Он каждый день писал стихи о закатах. Действительно, в эту осень над Подмосковьем горели прекрасные закаты. Они зажигали окрестные рощи, как зажигают свечи — одну за другой, — сумрачным желтым огнем.
В каждом закатном времени было несколько минут, когда краски начинали гаснуть, небо как бы взлетало к зениту и сиреневый сумрак бесшумно заполнял поля и леса. Листья все падали и падали, и этому, казалось, не будет конца.
Живите так, как начали
Несмотря на запрет врачей, я написал в Малеевке повесть «Колхида». Писалась она легко и быстро, без напряжения, и это меня даже пугало. Я наслушался писательских разговоров (в общем справедливых) о том, что чем труднее пишется книга, тем она обдуманнее и крепче.
Мне некому было показать свою новую повесть. Но на мое счастье, в Малеевку приехал на несколько дней детский писатель Розанов, автор очень славной книги «Приключения Травки».
Я прочел ему несколько глав из «Колхиды», и он так ласково и просто похвалил ее, что я успокоился и даже решился отдать ее в горьковский альманах «Год шестнадцатый».
Горький прочел «Колхиду», как он сам сказал мне потом, «собственноручно» и сделал всего одно замечание. Относилось оно к цветку герани. Я написал, что герань — цветок мещанского обихода, главное украшение обывательских окошек.
Горький написал на полях рукописи, что никакие растения и цветы не могут быть мещанскими или пошлыми и что герань — любимый цветок городской бедноты, душных подвалов, где ютятся ремесленники. В народе издавна сложилось убеждение, что герань очищает тяжелый воздух слесарных, сапожных и других мастерских. Поэтому ее и любят.
Вскоре после Малеевки я встретился с Горьким, и он попрекнул меня тем, что я не замечаю красоты этого цветка.

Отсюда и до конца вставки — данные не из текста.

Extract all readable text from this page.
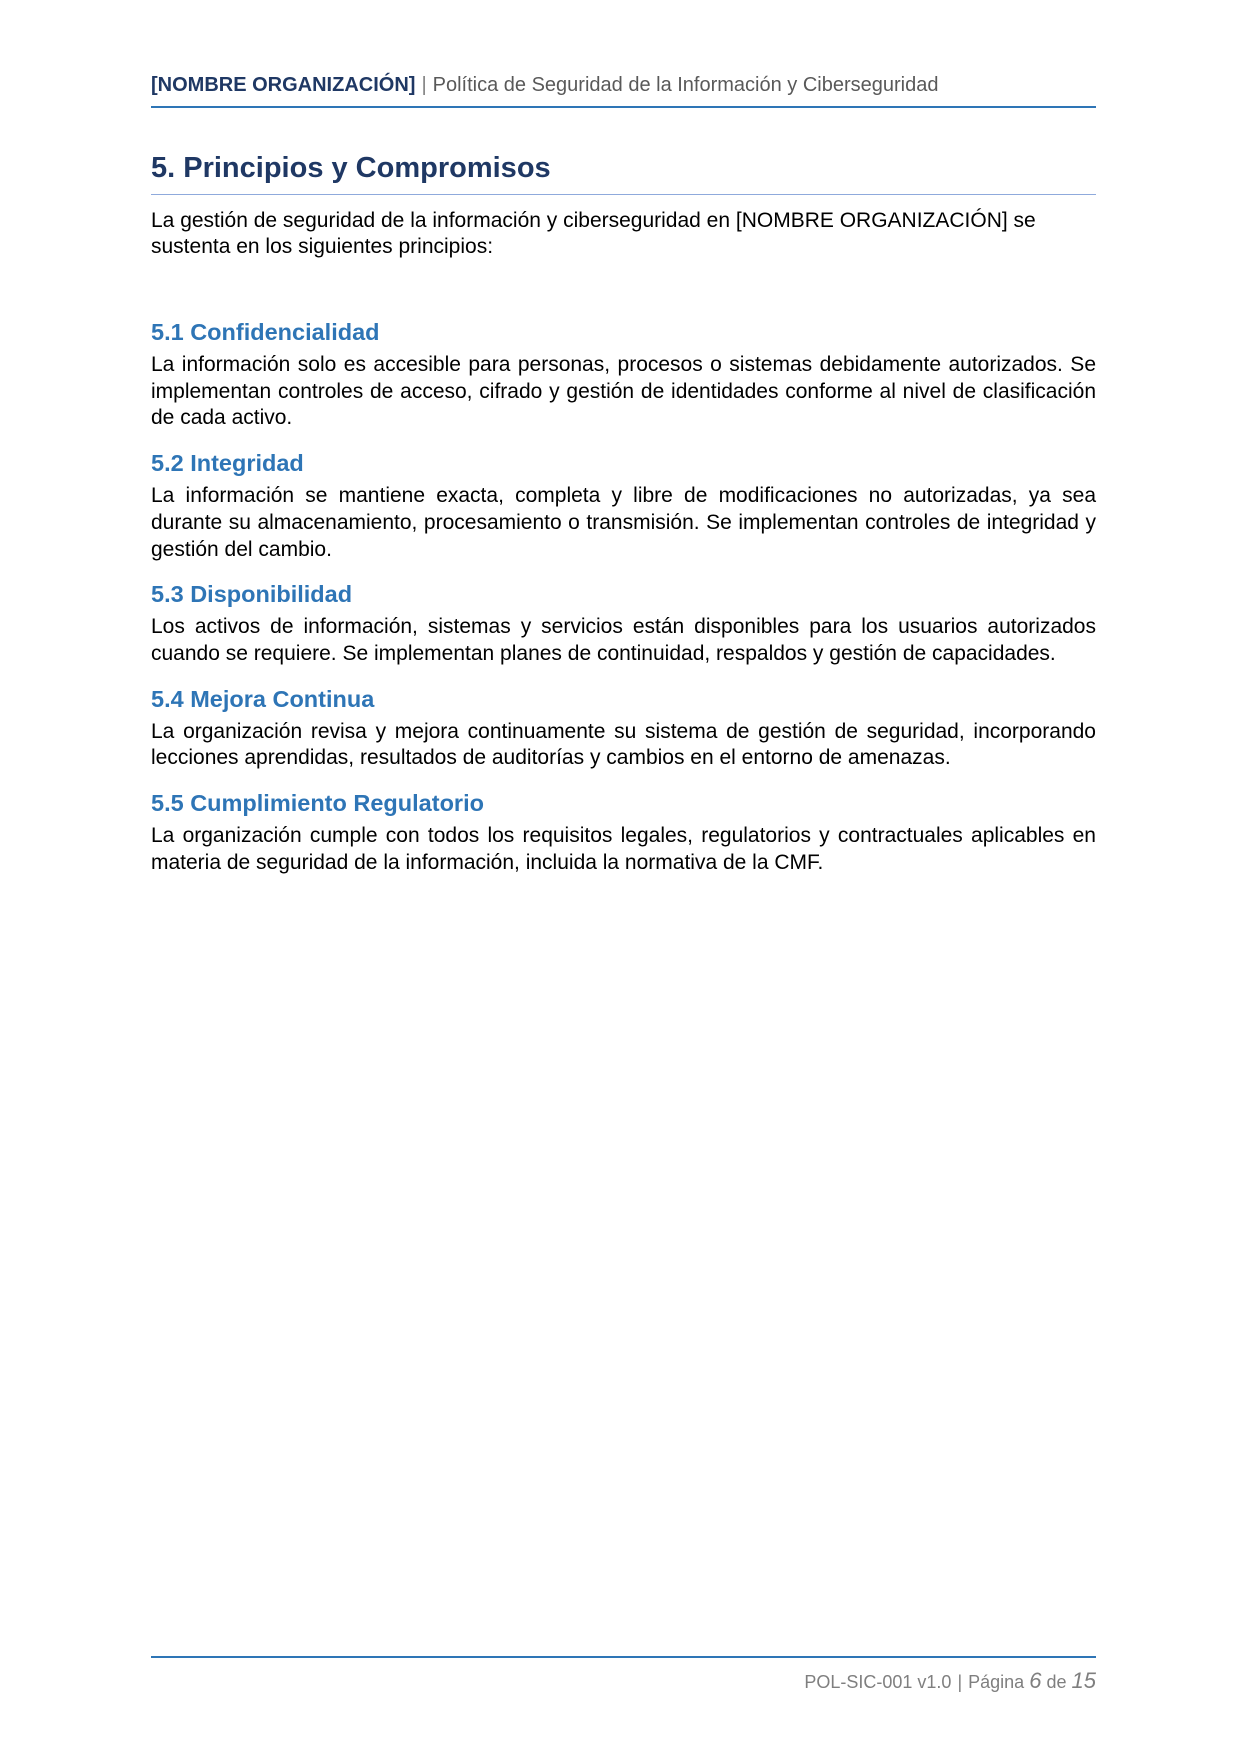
[NOMBRE ORGANIZACIÓN] | Política de Seguridad de la Información y Ciberseguridad
5. Principios y Compromisos

La gestión de seguridad de la información y ciberseguridad en [NOMBRE ORGANIZACIÓN] se sustenta en los siguientes principios:

5.1 Confidencialidad

La información solo es accesible para personas, procesos o sistemas debidamente autorizados. Se implementan controles de acceso, cifrado y gestión de identidades conforme al nivel de clasificación de cada activo.

5.2 Integridad

La información se mantiene exacta, completa y libre de modificaciones no autorizadas, ya sea durante su almacenamiento, procesamiento o transmisión. Se implementan controles de integridad y gestión del cambio.

5.3 Disponibilidad

Los activos de información, sistemas y servicios están disponibles para los usuarios autorizados cuando se requiere. Se implementan planes de continuidad, respaldos y gestión de capacidades.

5.4 Mejora Continua

La organización revisa y mejora continuamente su sistema de gestión de seguridad, incorporando lecciones aprendidas, resultados de auditorías y cambios en el entorno de amenazas.

5.5 Cumplimiento Regulatorio

La organización cumple con todos los requisitos legales, regulatorios y contractuales aplicables en materia de seguridad de la información, incluida la normativa de la CMF.

POL-SIC-001 v1.0 | Página 6 de 15
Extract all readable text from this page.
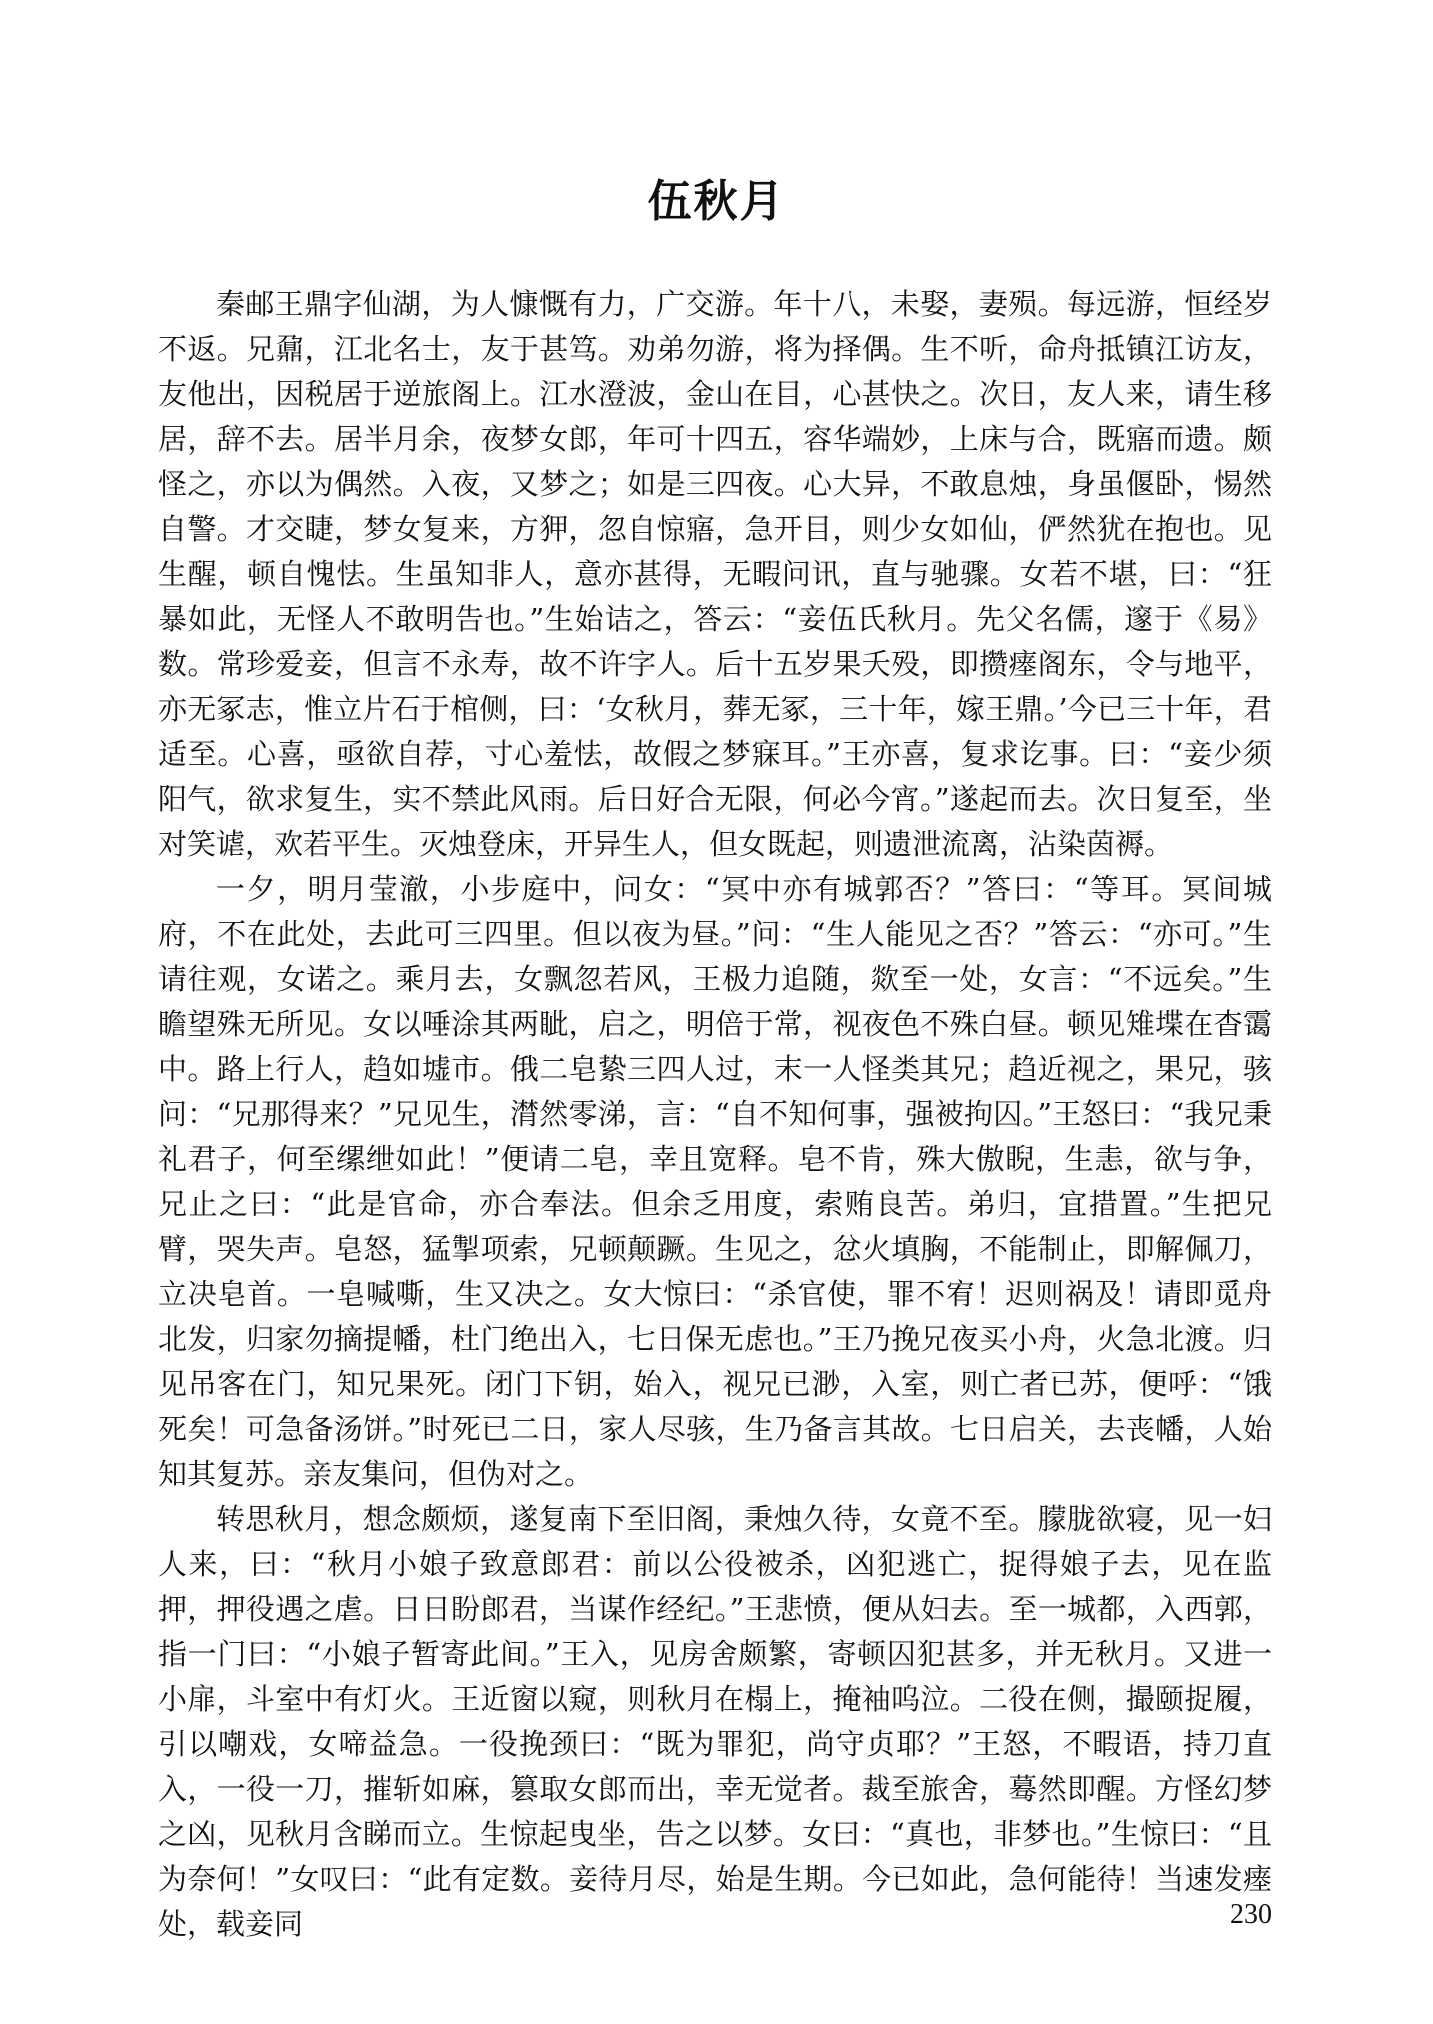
伍秋月

秦邮王鼎字仙湖，为人慷慨有力，广交游。年十八，未娶，妻殒。每远游，恒经岁不返。兄鼐，江北名士，友于甚笃。劝弟勿游，将为择偶。生不听，命舟抵镇江访友，友他出，因税居于逆旅阁上。江水澄波，金山在目，心甚快之。次日，友人来，请生移居，辞不去。居半月余，夜梦女郎，年可十四五，容华端妙，上床与合，既寤而遗。颇怪之，亦以为偶然。入夜，又梦之；如是三四夜。心大异，不敢息烛，身虽偃卧，惕然自警。才交睫，梦女复来，方狎，忽自惊寤，急开目，则少女如仙，俨然犹在抱也。见生醒，顿自愧怯。生虽知非人，意亦甚得，无暇问讯，直与驰骤。女若不堪，曰：“狂暴如此，无怪人不敢明告也。”生始诘之，答云：“妾伍氏秋月。先父名儒，邃于《易》数。常珍爱妾，但言不永寿，故不许字人。后十五岁果夭殁，即攒瘗阁东，令与地平，亦无冢志，惟立片石于棺侧，曰：‘女秋月，葬无冢，三十年，嫁王鼎。’今已三十年，君适至。心喜，亟欲自荐，寸心羞怯，故假之梦寐耳。”王亦喜，复求讫事。曰：“妾少须阳气，欲求复生，实不禁此风雨。后日好合无限，何必今宵。”遂起而去。次日复至，坐对笑谑，欢若平生。灭烛登床，开异生人，但女既起，则遗泄流离，沾染茵褥。

一夕，明月莹澈，小步庭中，问女：“冥中亦有城郭否？”答曰：“等耳。冥间城府，不在此处，去此可三四里。但以夜为昼。”问：“生人能见之否？”答云：“亦可。”生请往观，女诺之。乘月去，女飘忽若风，王极力追随，欻至一处，女言：“不远矣。”生瞻望殊无所见。女以唾涂其两眦，启之，明倍于常，视夜色不殊白昼。顿见雉堞在杳霭中。路上行人，趋如墟市。俄二皂絷三四人过，末一人怪类其兄；趋近视之，果兄，骇问：“兄那得来？”兄见生，潸然零涕，言：“自不知何事，强被拘囚。”王怒曰：“我兄秉礼君子，何至缧绁如此！”便请二皂，幸且宽释。皂不肯，殊大傲睨，生恚，欲与争，兄止之曰：“此是官命，亦合奉法。但余乏用度，索贿良苦。弟归，宜措置。”生把兄臂，哭失声。皂怒，猛掣项索，兄顿颠蹶。生见之，忿火填胸，不能制止，即解佩刀，立决皂首。一皂喊嘶，生又决之。女大惊曰：“杀官使，罪不宥！迟则祸及！请即觅舟北发，归家勿摘提幡，杜门绝出入，七日保无虑也。”王乃挽兄夜买小舟，火急北渡。归见吊客在门，知兄果死。闭门下钥，始入，视兄已渺，入室，则亡者已苏，便呼：“饿死矣！可急备汤饼。”时死已二日，家人尽骇，生乃备言其故。七日启关，去丧幡，人始知其复苏。亲友集问，但伪对之。

转思秋月，想念颇烦，遂复南下至旧阁，秉烛久待，女竟不至。朦胧欲寝，见一妇人来，曰：“秋月小娘子致意郎君：前以公役被杀，凶犯逃亡，捉得娘子去，见在监押，押役遇之虐。日日盼郎君，当谋作经纪。”王悲愤，便从妇去。至一城都，入西郭，指一门曰：“小娘子暂寄此间。”王入，见房舍颇繁，寄顿囚犯甚多，并无秋月。又进一小扉，斗室中有灯火。王近窗以窥，则秋月在榻上，掩袖呜泣。二役在侧，撮颐捉履，引以嘲戏，女啼益急。一役挽颈曰：“既为罪犯，尚守贞耶？”王怒，不暇语，持刀直入，一役一刀，摧斩如麻，篡取女郎而出，幸无觉者。裁至旅舍，蓦然即醒。方怪幻梦之凶，见秋月含睇而立。生惊起曳坐，告之以梦。女曰：“真也，非梦也。”生惊曰：“且为奈何！”女叹曰：“此有定数。妾待月尽，始是生期。今已如此，急何能待！当速发瘗处，载妾同	230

— Может быть, попадете когда-нибудь в Италию, — сказал он. — Там вы повсюду увидите такую пышную герань, что от нее не оторвешь взгляда. А у нас лучшую герань выращивают, по-моему, в Новгороде Великом. Все пригородные слободки этого чудесного города просто горят шарлаховой геранью. Вы были в Новгороде Великом?
— Нет, не был.
— Обязательно поезжайте. Обязательно! Попьете у слободских старушек липового чая. Удивительный вкус, но, правда, на любителя.
Он побарабанил пальцами по столу и добавил:
— Местная особенность! Люблю местные особенности. Из них, как бы из густых красок, на полотне рисуется Россия. Вы любите художника Кустодиева?
— Очень.
— Все это явления одного порядка, — сказал Горький, следя за витиеватым дымком от своей длинной и тонкой папиросы. — Кустодиев, ярмарочные балаганы, выгоны в мураве, щепной духовитый товар, шали на плечах волжских красавиц, мезонины, герань на подоконниках, румяные закаты — именно те, что так славно отражаются в самоварах, мальчишки с расписными пряниками… Чудесный художник! Чудесный! Стихи любите? — спросил он неожиданно.
— Да. Но по-своему.
— Как это «по-своему»?
— Я не могу прочесть больше двух-трех стихотворений в день. Но эти два-три стихотворения я запоминаю надолго, иной раз на всю жизнь.
— Завидное качество, — сказал Горький, снова постучал пальцами по столу и добавил, глядя в сторону: — А я вот уже не могу. Склероз, что ли? А кем вы, милостивый государь, сейчас увлекаетесь? Из современных поэтов.
— Блоком. И Пастернаком.
— Богато живете! — заметил Горький. — Это похвально. Каких только чудес не наслушаешься у поэтов. А я все-таки больше всего люблю Пушкина. «Буря мглою небо кроет». Помните? «Выпьем, добрая подружка бедной юности моей».
Он пропел эти слова своим басом и задумался.
— Вот поезжайте в Новгород Великий. Там этих добрых подружек, как Арина Родионовна, полно. От них вроде и началась русская поэзия.
В ту осень в Малеевке я много читал поэтов — Васильева, Светлова, Заболоцкого, Пастернака. Я не удержался и прочел Горькому по нескольку любимых строк из этих поэтов. Он неожиданно растрогался.
— Как, как? — спросил он. — Прочтите еще раз.